Be human. Use empathy when approaching the interview process remotely. From kids at home to health concerns, many people are adapting and changing the ways in which we typically schedule our day. It’s important to be more flexible and not too rigid about the occasional on-screen appearance of pets or a young children running through the background. It’s equally as important to see how a candidate handles these unexpected interruptions as these moments can allow you to gain invaluable insights into the candidate. “ I mean, if you can’t handle the family cat busting into a meeting, then we’re definitely not going to be a right match for one another” says David Ard, Chief People Officer at Equinox.
Test their skills. Consider how skills-assessment tools can help you identify the strongest candidates. According to FeaturedCustomer’s 2020 Spring Customer Success Report, these tests have many benefits including cost and efficiency. The money spent on pre-employment testing software is significantly lower than the cost of recruiting the incorrect employee, the report said.
On another note, it could be beneficial to give potential candidates “test projects” or a brief for an assignment. According to Jenny Gorenstein, Chief Growth Officer at Foria, “This has been critical to helping us evaluate how candidates could work independently to drive impact and integrate seamlessly into Foria’s remote work culture.”
Prepare. Treat video interviews with the same seriousness as in-person interviews. Know the job description, the candidate’s resume and specific questions to ask. Choose a quiet, well-lit room for interviews. Make sure all parties have the correct interview time on their calendar, properly adjusting for different time zones. Share with candidates how to access the videoconferencing technology and whether software needs to be downloaded.

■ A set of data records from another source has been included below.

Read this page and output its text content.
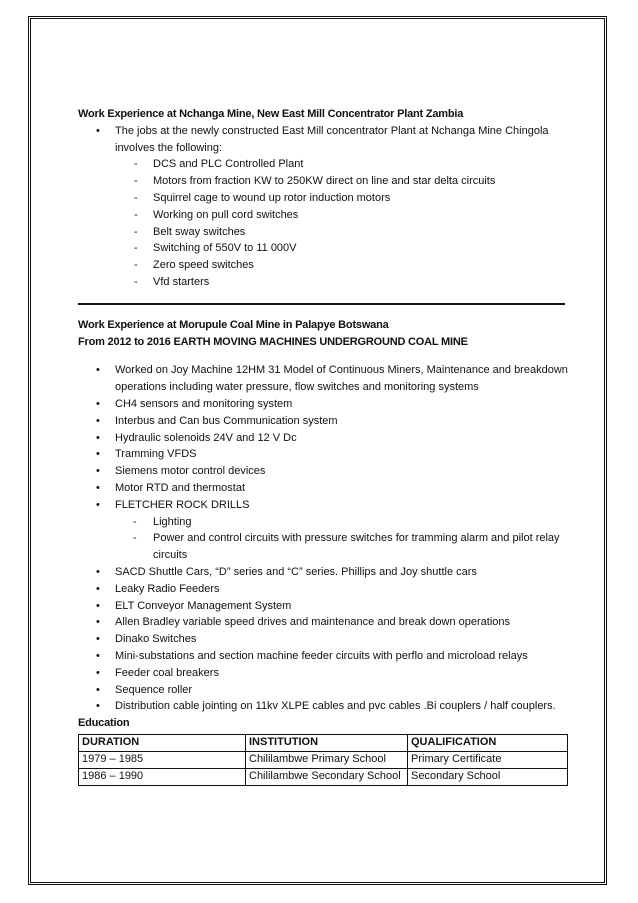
Work Experience at Nchanga Mine, New East Mill Concentrator Plant Zambia

• The jobs at the newly constructed East Mill concentrator Plant at Nchanga Mine Chingola involves the following:
- DCS and PLC Controlled Plant
- Motors from fraction KW to 250KW direct on line and star delta circuits
- Squirrel cage to wound up rotor induction motors
- Working on pull cord switches
- Belt sway switches
- Switching of 550V to 11 000V
- Zero speed switches
- Vfd starters

Work Experience at Morupule Coal Mine in Palapye Botswana

From 2012 to 2016 EARTH MOVING MACHINES UNDERGROUND COAL MINE

• Worked on Joy Machine 12HM 31 Model of Continuous Miners, Maintenance and breakdown operations including water pressure, flow switches and monitoring systems
• CH4 sensors and monitoring system
• Interbus and Can bus Communication system
• Hydraulic solenoids 24V and 12 V Dc
• Tramming VFDS
• Siemens motor control devices
• Motor RTD and thermostat
• FLETCHER ROCK DRILLS
- Lighting
- Power and control circuits with pressure switches for tramming alarm and pilot relay circuits
• SACD Shuttle Cars, “D” series and “C” series. Phillips and Joy shuttle cars
• Leaky Radio Feeders
• ELT Conveyor Management System
• Allen Bradley variable speed drives and maintenance and break down operations
• Dinako Switches
• Mini-substations and section machine feeder circuits with perflo and microload relays
• Feeder coal breakers
• Sequence roller
• Distribution cable jointing on 11kv XLPE cables and pvc cables .Bi couplers / half couplers.

Education

DURATION	INSTITUTION	QUALIFICATION
1979 – 1985	Chililambwe Primary School	Primary Certificate
1986 – 1990	Chililambwe Secondary School	Secondary School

Not only is it important to prepare the candidate and the technology, but it is also important to prepare yourself. Take time before the interview to review the candidates resume and jot down any questions you may have. Once you ascertain that the candidate has the right skills, focus on understanding who the person is and if they would be a good fit at your company. Isabelle Feverier, CEO of Mansur Gavriel says “Recruiting is difficult, and you need to take the time to understand the person. Everyone can be successful, but will they be successful in your organization?”
Expand the process. An all-remote interview process can be a growth opportunity. Rather than simply augmenting a current process to fit a virtual environment, recruiters should take the opportunity to adapt their traditional processes and create something entirely new.
“With recruiters and candidates spending more time interviewing remotely, it’s important to approach these interactions in a structured yet human way,” says Jacqui Maguire, Director of Talent Acquisition at Greenhouse. “Whether remote or in-person, every touchpoint can be an opportunity to promote your company’s culture and learn more about the candidate.”
Set limits/expectations. Give candidates advance notice that interviews will be conducted virtually. This is still a new concept so just sending a Zoom link the day before the interview can be a bit jarring. Also, it is important to set a time limit. According to Michael Bosstick, founder and CEO of Dear Media the time limit helps keep the conversation focused and tests the candidate’s communication skills. Michael says, “I keep the job interviews really short-15 minutes max… This is really important in a world where all work remotely and rely on these skills to be effective with teams.”